02 Apr 2010
Secondo il sondaggio condotto dall’Osservatorio Economico della Confesercenti di Padova partiranno circa 80 mila padovani (il 10%) rispetto ai 70.000 del 2009 e ai 65.000 del 2008.

Le vacanze di Pasqua costeranno complessivamente ai padovani circa 46.000.000 di euro (contro i 33.000.000 del 2009). In media gli euro spesi saranno per persona 573 (contro i 470 del 2009). Incidono senza dubbio i rincari del carburante e dei prodotti ad essi legati.
Il 68% del campione spenderà una somma inferiore ai 500 euro a persona, all’estremo opposto c’è anche una minoranza, dell’ 1%, che prevede una spesa che supera i 7000 euro.

Il 50% dei padovani non prenderà le ferie mancando dal luogo di residenza solo il sabato la domenica di Pasque e il lunedì di Pasquetta, ed un buon 23% allungherà fino al massimo di una settimana.

Tra i soggiorni preferiti dai vacanzieri, il 47% sceglierà di passare la pasqua in un’altra regione rispetto a quella di residenza. Le regioni più visitate saranno la Toscana, (il 13% dei vacanzieri) subito seguita dall’Emilia Romagna e dalla Sicilia, con a ruota la Campania e la Puglia (il Salento).
Mentre il 30% degli intervistati rimarrà nei confini del Veneto, un buon 17% dei padovani sarà sedotto dalle mete europee: Francia al 33% che conquista il primo posto a scapito della Spagna che scende a 12% seguita da Germania e Svizzera. In forte apprezzamento i Paesi Bassi, 5%, assenti nel 2009. Le capitali fungono da catalizzatore per una buona percentuale di padovani.

Forte il richiamo del mare con il 26% delle preferenze, ma anche delle città d’arte e della cultura con il 24% delle preferenze degli intervistati. La montagna si piazza al terzo posto (il 17%) a pari merito con la campagna.

Anche nel 2010 non vale il detto a “Pasqua con chi vuoi” visto che il 49% trascorrerà quest’anno le vacanze in famiglia. Il 30% degli intervistati si affiderà alla compagnia della coppia. Il 25% non rinuncerà agli amici.
Il 70% effettuerà gli spostamenti per le vacanze pasquali con la macchina, mentre solo il 14% si sposterà con l’aereo ed il 12% viaggerà in treno.

Il 24% dei vacanzieri sceglierà una vera e propria struttura turistica per le proprie vacanze (alberghi/ pensioni), mentre il 22% si affiderà all’ospitalità di amici e parenti, il 17% trascorrerà le proprie vacanze nella casa di proprietà ed un 14% opterà per soluzioni alternative talvolta “al risparmio” con i bed & breakfast.

E’ una Padova che non rinuncia ad utilizzare al massimo il tempo libero, dichiara il Presidente Nicola Rossi, nonostante le previsioni economiche creano grandi preoccupazioni.
I bilanci delle famiglie sono ridotti al lumicino.
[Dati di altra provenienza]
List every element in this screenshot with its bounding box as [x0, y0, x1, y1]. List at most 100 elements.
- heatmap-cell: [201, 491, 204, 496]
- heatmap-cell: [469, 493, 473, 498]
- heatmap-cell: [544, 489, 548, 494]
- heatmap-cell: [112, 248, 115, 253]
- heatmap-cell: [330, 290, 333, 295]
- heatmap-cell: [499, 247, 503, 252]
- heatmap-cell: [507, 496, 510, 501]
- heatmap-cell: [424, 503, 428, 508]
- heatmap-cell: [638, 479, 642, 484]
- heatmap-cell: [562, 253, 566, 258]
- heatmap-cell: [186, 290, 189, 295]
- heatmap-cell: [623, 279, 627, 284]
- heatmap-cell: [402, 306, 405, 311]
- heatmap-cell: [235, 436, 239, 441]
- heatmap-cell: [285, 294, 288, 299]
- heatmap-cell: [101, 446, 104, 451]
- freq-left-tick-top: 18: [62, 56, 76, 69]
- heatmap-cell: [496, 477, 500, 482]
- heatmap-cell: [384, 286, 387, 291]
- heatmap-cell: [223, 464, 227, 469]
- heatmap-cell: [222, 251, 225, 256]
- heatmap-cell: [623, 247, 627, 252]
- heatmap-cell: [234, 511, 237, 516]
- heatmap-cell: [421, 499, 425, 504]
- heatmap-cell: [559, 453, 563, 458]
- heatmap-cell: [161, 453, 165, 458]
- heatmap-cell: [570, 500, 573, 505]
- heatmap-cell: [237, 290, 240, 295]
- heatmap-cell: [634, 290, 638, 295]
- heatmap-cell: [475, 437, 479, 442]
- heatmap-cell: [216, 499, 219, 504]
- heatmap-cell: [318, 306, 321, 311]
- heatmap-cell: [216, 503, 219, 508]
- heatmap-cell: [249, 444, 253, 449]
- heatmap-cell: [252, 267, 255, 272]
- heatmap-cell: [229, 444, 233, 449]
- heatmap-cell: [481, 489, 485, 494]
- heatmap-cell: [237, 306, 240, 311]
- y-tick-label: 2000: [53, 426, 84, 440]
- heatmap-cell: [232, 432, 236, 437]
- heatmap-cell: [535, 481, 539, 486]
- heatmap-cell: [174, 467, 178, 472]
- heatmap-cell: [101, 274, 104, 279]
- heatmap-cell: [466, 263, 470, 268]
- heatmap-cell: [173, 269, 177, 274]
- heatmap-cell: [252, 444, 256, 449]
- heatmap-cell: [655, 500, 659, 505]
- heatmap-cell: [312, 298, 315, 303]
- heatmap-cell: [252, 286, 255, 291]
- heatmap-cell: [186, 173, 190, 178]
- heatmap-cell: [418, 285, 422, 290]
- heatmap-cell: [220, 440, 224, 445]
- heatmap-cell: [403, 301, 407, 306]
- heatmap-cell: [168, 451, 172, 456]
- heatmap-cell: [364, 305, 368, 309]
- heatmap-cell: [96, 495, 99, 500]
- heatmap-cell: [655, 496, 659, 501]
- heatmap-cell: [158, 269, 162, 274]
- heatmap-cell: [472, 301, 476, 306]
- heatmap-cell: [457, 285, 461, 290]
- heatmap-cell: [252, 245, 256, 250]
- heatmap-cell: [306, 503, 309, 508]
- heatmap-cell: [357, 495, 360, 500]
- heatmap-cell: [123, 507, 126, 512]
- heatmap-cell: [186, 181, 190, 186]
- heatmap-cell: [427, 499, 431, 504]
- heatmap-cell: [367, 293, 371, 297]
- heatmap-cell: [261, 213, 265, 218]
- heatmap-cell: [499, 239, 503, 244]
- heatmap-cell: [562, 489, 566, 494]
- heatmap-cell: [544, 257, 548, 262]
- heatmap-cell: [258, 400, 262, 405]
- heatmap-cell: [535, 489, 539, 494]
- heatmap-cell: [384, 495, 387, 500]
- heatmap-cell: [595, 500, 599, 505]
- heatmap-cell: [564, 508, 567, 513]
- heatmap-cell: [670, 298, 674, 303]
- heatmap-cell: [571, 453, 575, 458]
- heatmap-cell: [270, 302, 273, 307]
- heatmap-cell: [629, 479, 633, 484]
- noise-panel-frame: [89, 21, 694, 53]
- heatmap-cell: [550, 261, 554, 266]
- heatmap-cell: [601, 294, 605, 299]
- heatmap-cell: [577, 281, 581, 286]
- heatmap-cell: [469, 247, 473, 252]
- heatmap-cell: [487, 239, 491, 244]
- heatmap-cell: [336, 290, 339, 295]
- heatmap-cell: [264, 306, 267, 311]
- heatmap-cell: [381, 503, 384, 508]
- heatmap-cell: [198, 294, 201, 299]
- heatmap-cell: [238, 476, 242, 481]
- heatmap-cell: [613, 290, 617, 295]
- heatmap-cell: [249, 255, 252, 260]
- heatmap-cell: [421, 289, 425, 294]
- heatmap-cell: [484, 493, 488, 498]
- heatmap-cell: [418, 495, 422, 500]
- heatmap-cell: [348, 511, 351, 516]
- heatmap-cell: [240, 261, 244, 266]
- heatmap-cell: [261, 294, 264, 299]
I consumi, dagli alimentari (-5% nei piccoli esercizi) a quelli degli elettrodomestici, mobili (punte negative del 15, 20%),  stanno non solo stagnando ma oramai sono al crollo.
Cresce la preoccupazione per i posto di lavoro. In molte aree della provincia interi settori dell’industria e dell’artigianato sono al lumicino.
In un clima di grande incertezza e di crescente sfiducia sul futuro, la reazione più naturale è quella di cercare di dimenticare tutto almeno per un paio di giorni.
Dopo settimane e settimane di preoccupazioni di difficoltà, di ricerca di chiudere i bilanci aziendali e famigliari è naturale che ci si voglia dedicare a se stessi alla famiglia, ai  figli. Due tre giorni di spensieratezza, cercando di spendere il meno possibile, magari ospitati presso amici, in case vacanze, in piccoli alberghi già conosciuti, ma con la precisa volontà di ricaricare se stessi e la propria famiglia ad affrontare momenti ancora più difficili.
Ecco che allora continua a crescere il numero dei vacanzieri mentre diminuisce la spesa media individuale. Si ritornerà al lavoro dopo Pasqua rinunciando a cambiare qualche vestito, qualche elettrodomestico in attesa di tempi migliori.

Il vero nodo è questo, continua Rossi, il rilancio della nostra economia passa attraverso una riconquista di fiducia delle famiglie, e garanzie sul futuro nostro e dei nostri figli.


Il mondo dell’impresa, il mondo della piccola e media impresa, in particolare quella del terziario, continua in mezzo a decine di difficoltà a conservare posti di lavoro e a difendere la redditività delle famiglie ma se continua questa situazione non saremmo più in grado di reggere dopo l’estate.